Monday, September 11, 2006

Beasts of Burden


I believe in the power of a "feel better lunch". And I was fortunate enough to have one with Bond today. He checked in this morning and was met with a tiny voice on the other end of the phone (mine) stating the obvious... Something has got to happen soon. I am doing everything I am supposed to and busting my butt- it's just got to. Darling Ricky just found another position- definitely a step up for him- not lateral but really UP! I am elated. Not just for him, but because it was with something I helped him with... so that must mean said talent is about to work for me?! Something has just got to open up! C'mon oyster-world.

Tomorrow evening I am having grown up drinks with the woman at my site that I want to be. She thinks I'm great. She thinks I've outgrown my dept- I agree. We are having drinks with her women's circle of the most influential women she can pull together- She says we are going to find me another job. I feel very much like a geisha. Yet, as I am on a wing and a prayer- who am I to complain?

Back to lunch. Once upon a time a sit down lunch was the ultimate reward. I had school until 2 and came straight to work, lunch was usually a PB&J on the way. The only way I got to eat real lunch was to skip a class (which I felt guilty for) or when I got out early... and then on one such day...I got lunch to go from my favorite restaurant and went to the 'park' to eat. On the way I passed a woman who works in my building- she was smoking outside. She turned and smiled weakly and went back to her cigarette. The whole exchange lasted less than 3 seconds but something in her eyes stuck with me. I walked all the way to the park before I realized what it was. I don't know this woman personally, but I know tons of people like her. She does the job she has done for 20 some odd years and whatever it is involves pushing paper. I make more than she does (and though it is $100,000 that isn't in U.S. dollars) and that made me sad. She watches the clock to see when people go to lunch, or take a break, come in or leave late. and she tattles. Ready for what it was that I was in her eyes? You know what it is... It is the picture.

It was the dull, lifeless gaze of a beast of burden. It was the embodiment of what it is to be beaten down. I have to say it knocked the wind out of me and took my appetite with it. It made me so ashamed of myself for all of the days that I was whiny about wanting hot lunch instead of fast food or a sandwich. As Bond has to keep telling me, you are given more because you can take it. Anytime you are ready to quit, understand you will pay the price for failure for the rest of your life. Somehow I just couldn't be her.
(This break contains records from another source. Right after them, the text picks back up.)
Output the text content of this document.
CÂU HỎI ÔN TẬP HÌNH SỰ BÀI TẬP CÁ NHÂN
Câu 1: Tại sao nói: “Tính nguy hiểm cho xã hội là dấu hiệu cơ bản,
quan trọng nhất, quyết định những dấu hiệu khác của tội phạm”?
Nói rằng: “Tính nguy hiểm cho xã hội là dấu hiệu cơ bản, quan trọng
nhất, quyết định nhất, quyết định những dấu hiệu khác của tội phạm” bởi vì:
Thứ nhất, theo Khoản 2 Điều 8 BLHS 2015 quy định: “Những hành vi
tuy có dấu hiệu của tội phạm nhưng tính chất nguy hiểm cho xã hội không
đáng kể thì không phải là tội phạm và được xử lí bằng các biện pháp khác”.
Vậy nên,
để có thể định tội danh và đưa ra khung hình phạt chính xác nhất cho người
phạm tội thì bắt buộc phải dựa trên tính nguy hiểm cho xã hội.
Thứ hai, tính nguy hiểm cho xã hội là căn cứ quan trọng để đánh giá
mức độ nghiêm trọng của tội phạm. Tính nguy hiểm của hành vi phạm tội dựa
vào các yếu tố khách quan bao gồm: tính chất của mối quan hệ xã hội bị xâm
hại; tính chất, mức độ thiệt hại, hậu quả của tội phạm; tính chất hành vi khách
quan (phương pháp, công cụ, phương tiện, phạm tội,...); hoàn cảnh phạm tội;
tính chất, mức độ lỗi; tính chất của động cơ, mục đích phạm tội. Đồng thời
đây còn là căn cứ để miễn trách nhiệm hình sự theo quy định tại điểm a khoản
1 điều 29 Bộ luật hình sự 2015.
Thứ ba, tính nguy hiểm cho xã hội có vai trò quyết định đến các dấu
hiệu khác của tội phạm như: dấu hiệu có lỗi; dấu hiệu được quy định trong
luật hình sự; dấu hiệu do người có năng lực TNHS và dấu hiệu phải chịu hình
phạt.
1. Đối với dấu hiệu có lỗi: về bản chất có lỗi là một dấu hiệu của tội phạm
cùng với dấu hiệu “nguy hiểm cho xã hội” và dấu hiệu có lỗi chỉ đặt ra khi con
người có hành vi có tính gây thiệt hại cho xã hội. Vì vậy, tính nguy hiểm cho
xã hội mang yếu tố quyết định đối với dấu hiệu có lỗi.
Back to lunch with Bond... He says "tell me about the job search and do it with a smile". I do. and he says "good". I tell him about Joules (story to follow this morning) and he says "was your ultimate goal to keep her?" and I say yes and he says "then you did the right thing". But I am still paying for it... He points out the minute I leave so to will she. I can only carry her for so long. For today we sing Puff the Magic Dragon and fight the good fight.

For whatever it's worth.

2 comments:

Jonathan said...

Apparently the "Escape" key deletes your entire comment, which I unfortunately just learned as I went to adjust my keyboard after 5 minutes of typing.

The Readers Digest version of my comment is that you've touched on a couple major issues of mine. First, I fear that hard work often goes unrewarded. For instance, if I start putting myself out there for a different job, I worry that nothing will come. For you, on the other hand, I see things going 'A-OK'

The other, bigger thing, is that I never wanted to be a "beast of burden" (great Rolling Stones song, btw). We all are destined to be at some time, but I'm so scared that I'll be that lady on that park bench, wondering where the last 20 years have gone. In five years, will I be in this office, pushing paper to make people's lives miserable at the behest of other's whose lives are equally miserable?
Let's you and I make a pact to keep plugging away, since we're bound to move onward and upward.

There are worse things than being treated like a geisha, no?

KIRAN LIGHT said...

Pact accepted. and in this respect being the geisha is still the desired position to be in. It makes a big difference that potential help is being spear-headed by a woman than a man. Again though, and not to sound whiney, it's frustrating to see people move up who don't put in the effort I do. If we are going after the same thing and you get it and I don't, I would truly want it to be because you just out and out stomped me- not because you have 3 kids no education and will stay here for ever and ever. What is that? honestly, who does that! major ick.